New York Governor Andrew Cuomo, who toured the site of the blast in Manhattan's Chelsea neighborhood, said there didn't appear to be any link to international terrorism. He said the second device appeared "similar in design" to the first, but did not provide details.
"We're going to be very careful and patient to get to the full truth here," New York's mayor, Bill de Blasio, said Sunday, according to AP. "We have more work to do to be able to say what kind of motivation was behind this. Was it a political motivation? A personal motivation? What was it? We do not know that yet."
Cell phones were discovered at the site of both bombings, but no Tannerite residue was identified in the New Jersey bomb remnants, in which a black powder was detected, said the official, who spoke to AP on condition of anonymity.

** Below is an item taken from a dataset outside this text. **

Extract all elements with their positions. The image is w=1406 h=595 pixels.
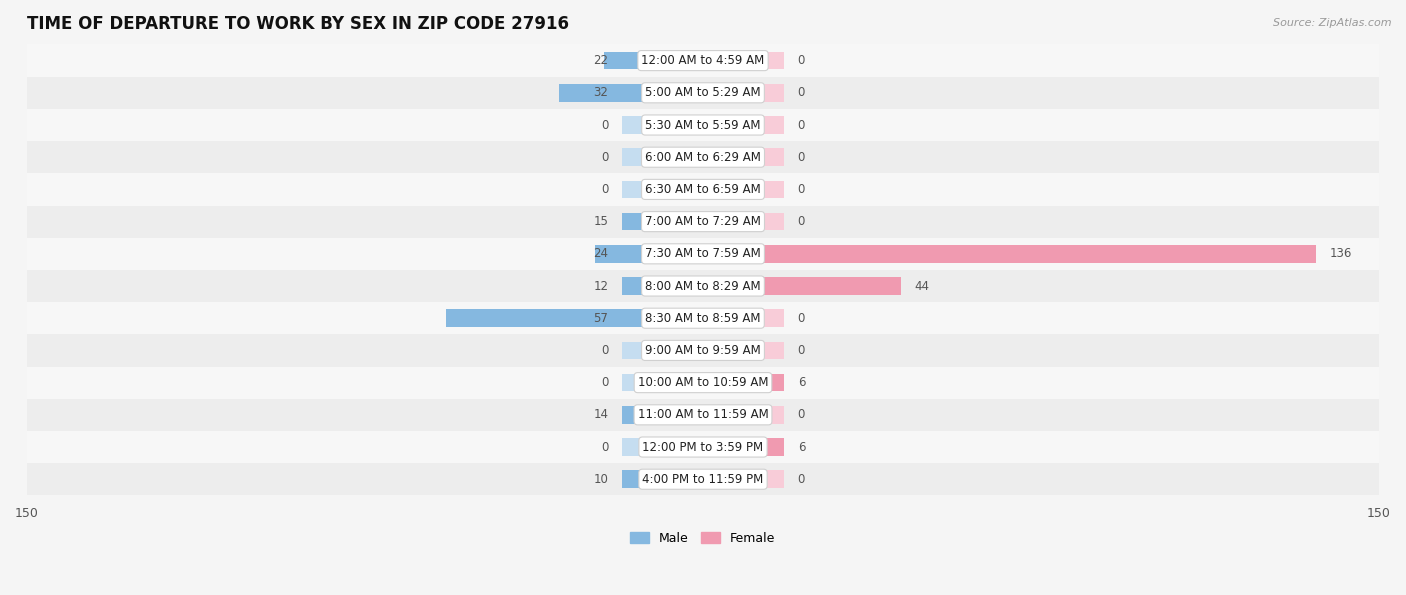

Authorities said the Manhattan bombing and the blast 11 hours earlier at the site of a 5K race to benefit Marines and sailors in Seaside Park, New Jersey, didn't appear to be connected, though they weren't ruling anything out. The New Jersey race was cancelled and no one was injured.
Tannerite, which is often used in target practice to mark a shot with a cloud of smoke and small explosion, is legal to purchase and can be found in many sporting goods stores. Experts said a large amount would be required to create a blast like the one Saturday night, as well as an accelerant or other ignitor.
Meanwhile, a third incident took place in Minnesota, in which an attacker stabbed nine people in a mall before being shot dead by an off-duty police officer.
The Islamic State (ISIS) jihadist group on Sunday claimed responsibility for the stabbing, which the FBI is calling "a potential act of terrorism."
So far there are no indications that the Minnesota incident was connected to the others.